Like many of my colleagues, I’d hoped that some truth would trickle out when The Daily Telegraph devoted page after page, day after day, to the ‘help’ exam boards give their client schools. No such luck. A few scattered observations about the pernicious effects of targets were outnumbered by miss-the-point analyses that blamed examiners for desperately courting customers. Certainly, the laws of the marketplace have something to do with what The Telegraph uncovered: those pesky varmint exam boards are in fierce competition with each other to secure and retain the custom of schools.

As a result, they are, arguably, the third element in our unholy trinity, alongside governments and headteachers. Examiners’ reports often lament the uniformity of coursework produced by highly prescriptive and narrow teaching-to-the-essay-title. However, they do so in general terms, with little active challenge to such practices at local level.  When a headteacher of an outstanding school in London instructed staff to engage in malpractice, she was reported to the relevant exam boards. Their response? Leaflets on correct procedure, sent to the whistle-blowing teachers. Nothing else. If neglect is tantamount to complicity, it’s unsurprising that Mick Waters, a former director at the Qualifications and Curriculum Authority, described the exam system in 2010 as “diseased” and “almost corrupt”.

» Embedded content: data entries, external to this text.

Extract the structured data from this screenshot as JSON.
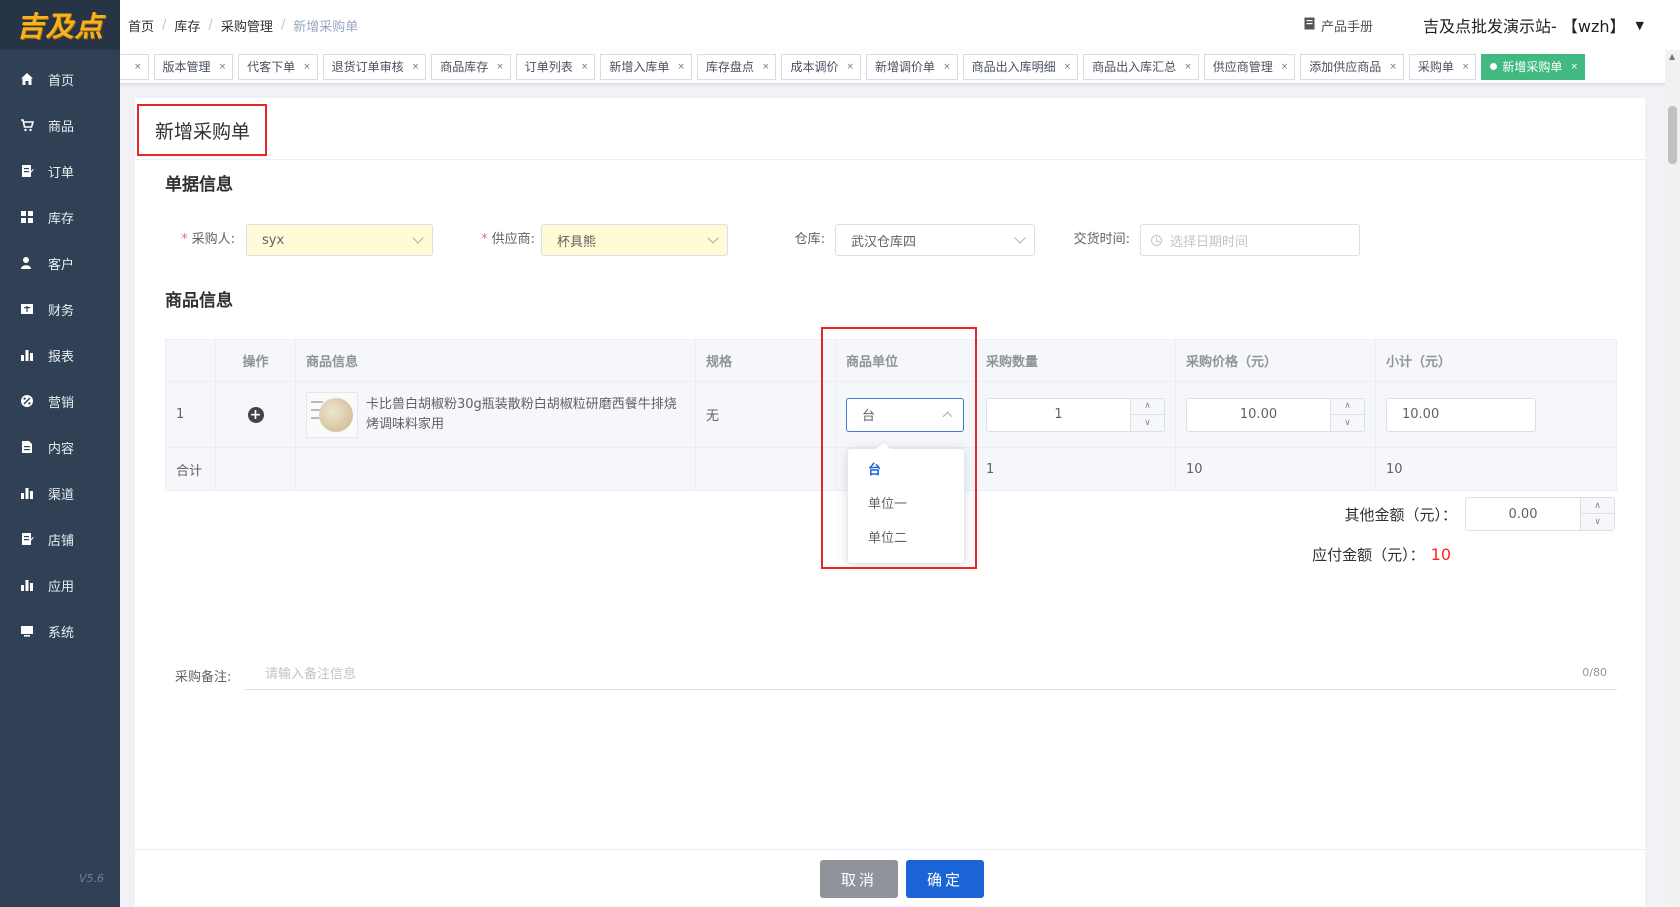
{
  "app": {
    "logo": "吉及点",
    "version": "V5.6"
  },
  "sidebar": {
    "items": [
      {
        "label": "首页",
        "icon": "home-icon"
      },
      {
        "label": "商品",
        "icon": "cart-icon"
      },
      {
        "label": "订单",
        "icon": "document-icon"
      },
      {
        "label": "库存",
        "icon": "grid-icon"
      },
      {
        "label": "客户",
        "icon": "user-icon"
      },
      {
        "label": "财务",
        "icon": "finance-icon"
      },
      {
        "label": "报表",
        "icon": "bar-chart-icon"
      },
      {
        "label": "营销",
        "icon": "percent-icon"
      },
      {
        "label": "内容",
        "icon": "document-icon"
      },
      {
        "label": "渠道",
        "icon": "bar-chart-icon"
      },
      {
        "label": "店铺",
        "icon": "document-icon"
      },
      {
        "label": "应用",
        "icon": "bar-chart-icon"
      },
      {
        "label": "系统",
        "icon": "monitor-icon"
      }
    ]
  },
  "header": {
    "breadcrumb": [
      "首页",
      "库存",
      "采购管理",
      "新增采购单"
    ],
    "manual_label": "产品手册",
    "user_label": "吉及点批发演示站- 【wzh】"
  },
  "tabs": [
    "版本管理",
    "代客下单",
    "退货订单审核",
    "商品库存",
    "订单列表",
    "新增入库单",
    "库存盘点",
    "成本调价",
    "新增调价单",
    "商品出入库明细",
    "商品出入库汇总",
    "供应商管理",
    "添加供应商品",
    "采购单"
  ],
  "active_tab": "新增采购单",
  "page": {
    "title": "新增采购单",
    "section_doc": "单据信息",
    "section_goods": "商品信息"
  },
  "form": {
    "purchaser_label": "采购人:",
    "purchaser_value": "syx",
    "supplier_label": "供应商:",
    "supplier_value": "杯具熊",
    "warehouse_label": "仓库:",
    "warehouse_value": "武汉仓库四",
    "delivery_label": "交货时间:",
    "delivery_placeholder": "选择日期时间"
  },
  "table": {
    "headers": [
      "",
      "操作",
      "商品信息",
      "规格",
      "商品单位",
      "采购数量",
      "采购价格（元）",
      "小计（元）"
    ],
    "row": {
      "index": "1",
      "product_name": "卡比兽白胡椒粉30g瓶装散粉白胡椒粒研磨西餐牛排烧烤调味料家用",
      "spec": "无",
      "unit": "台",
      "quantity": "1",
      "price": "10.00",
      "subtotal": "10.00"
    },
    "footer": {
      "label": "合计",
      "quantity": "1",
      "price": "10",
      "subtotal": "10"
    }
  },
  "unit_dropdown": {
    "options": [
      "台",
      "单位一",
      "单位二"
    ],
    "selected": "台"
  },
  "summary": {
    "other_label": "其他金额（元）：",
    "other_value": "0.00",
    "payable_label": "应付金额（元）：",
    "payable_value": "10"
  },
  "remark": {
    "label": "采购备注:",
    "placeholder": "请输入备注信息",
    "count": "0/80"
  },
  "buttons": {
    "cancel": "取消",
    "confirm": "确定"
  },
  "colors": {
    "sidebar": "#304156",
    "active_tab": "#42b983",
    "primary": "#1b64d6",
    "highlight": "#e8262a",
    "amount": "#ff2222"
  }
}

Enticing the buyer with promises of undemanding syllabi, tip-offs about upcoming exam questions and blind-eye policies towards malpractice are not habits that emerged unbidden. They are direct responses to customer demand; and customer demand has been shaped by a knowing fidelity, in political circles, to league tables and targets. It’s a loyalty that seems to be as tenacious as ever. Even Katherine Birbalsingh, poster girl for Tory education policies (when she remembers to be), characterised targets and tables as obstacles to education in her rapturously-received 2010 conference speech.  Cheating may have been an unintended consequence when league tables were introduced but, two decades on, I doubt we can still be so disingenuous. What are we to make of those who still profess faith in this flawed measure?

Without tables and targets, teachers will kick off their shoes and leave the kids to watch Cbeebies or Celebrity Big Brother until the bell goes. Or so we are led to believe. I entered teaching before the introduction of league tabling, and I didn’t notice staffrooms heaving with lazy curmudgeons, concerned only with bumming fags and knitting elbow patches for each other’s jackets (and, contrary to what some would have you believe, nor was the wallpaper designed by Socialist Worker). I recall being mentored by teachers who made sure I cared that my students were intellectually stretched, that they acquired knowledge, skills, responsible attitudes and – crucially – the ability to think for themselves. Surely the sine qua non of any education system?

So, let’s be wildly fanciful for a moment and imagine a Britain in which there are no education league tables. A robust and supportive inspection system, certainly, but no league tables. How might that look? A richer curriculum? Topics included because they stimulate and challenge? No more “You don’t need to know that, it’s not tested in the exam”? Vocationally-minded students with a choice of proper vocational courses, rather than bowdlerised equivalents? Fewer teachers leaving the profession demoralised, patronised, bored out their skulls (and skills), and half-dead from a seventy-plus-hour working week? It’s a frightening prospect, I know.

League tables serve no student’s best interests. They do, however, serve Whitehall, furnishing it with the figures it needs to dupe us into believing that all is well under the watch of the (insert name) party. They also serve ambitious headteachers, for whom impressive numbers equal fat salaries, more executive power and ministerial gratitude. Our children, in short, have ceased to be people; they’re now simply pound signs and statistics waiting to happen.

“You don’t have to be morally elastic to work here, but it helps.” Has a certain ring to it, don’t you think?